2. It is well settled that HC/SC interpret the provision of any law, in its letter and spirit, and, ordinarily, they don’t invent or legislate; and therefore, ordinarily, the law laid down in any of the judgments are applied retrospectively, suggesting that, “the law laid down” was in fact the intent of the law at the time of its enactment, and said proposition has not emerged by reason of court judgment.
3. In our pleadings / arguments before the Court, invariably, we rely on, one or the other HC/SC judgments, advancing the proposition of law illustrated in the said judgment.
4. My proposition is: In our pleadings / arguments, instead of stating / arguing that “HC/SC has said this, or has laid down the said proposition of law”, the “proposition of law” laid down may be stated /argued in the first instance, and then, it may be stated / argued that, the said proposition of law was reinforced and affirmed by the HC/SC in their judgment.

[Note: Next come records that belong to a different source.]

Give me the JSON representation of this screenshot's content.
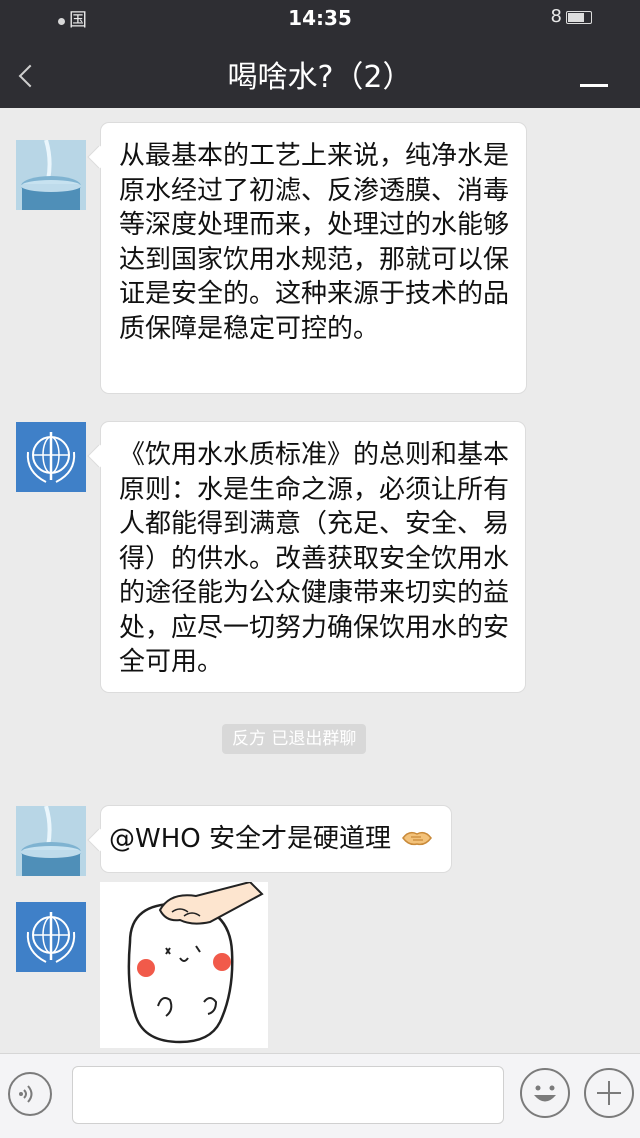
{
  "status_bar": {
    "carrier": "国",
    "time": "14:35",
    "battery": "8"
  },
  "header": {
    "title": "喝啥水?（2）"
  },
  "messages": [
    {
      "sender": "water",
      "text": "从最基本的工艺上来说，纯净水是原水经过了初滤、反渗透膜、消毒等深度处理而来，处理过的水能够达到国家饮用水规范，那就可以保证是安全的。这种来源于技术的品质保障是稳定可控的。"
    },
    {
      "sender": "who",
      "text": "《饮用水水质标准》的总则和基本原则：水是生命之源，必须让所有人都能得到满意（充足、安全、易得）的供水。改善获取安全饮用水的途径能为公众健康带来切实的益处，应尽一切努力确保饮用水的安全可用。"
    },
    {
      "sender": "water",
      "text": "@WHO 安全才是硬道理"
    }
  ],
  "system_tip": "反方 已退出群聊",
  "icons": {
    "back": "chevron-left-icon",
    "menu": "menu-icon",
    "voice": "voice-icon",
    "emoji": "emoji-icon",
    "plus": "plus-icon"
  },
  "colors": {
    "header_bg": "#2e2e33",
    "chat_bg": "#ebebeb",
    "bubble_bg": "#ffffff",
    "who_blue": "#3f80c8"
  }
}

5. There is a fundamental difference in these two things – in one case, the argument is advanced on the footing of a judgment; and in another case, the argument is advanced, founded on a reasonable / sound proposition of law.
6. It is experienced that, judgments cited before the Courts are hastily overlooked or are summarily and arbitrarily dismissed by saying that, “does not helps the party” advancing it.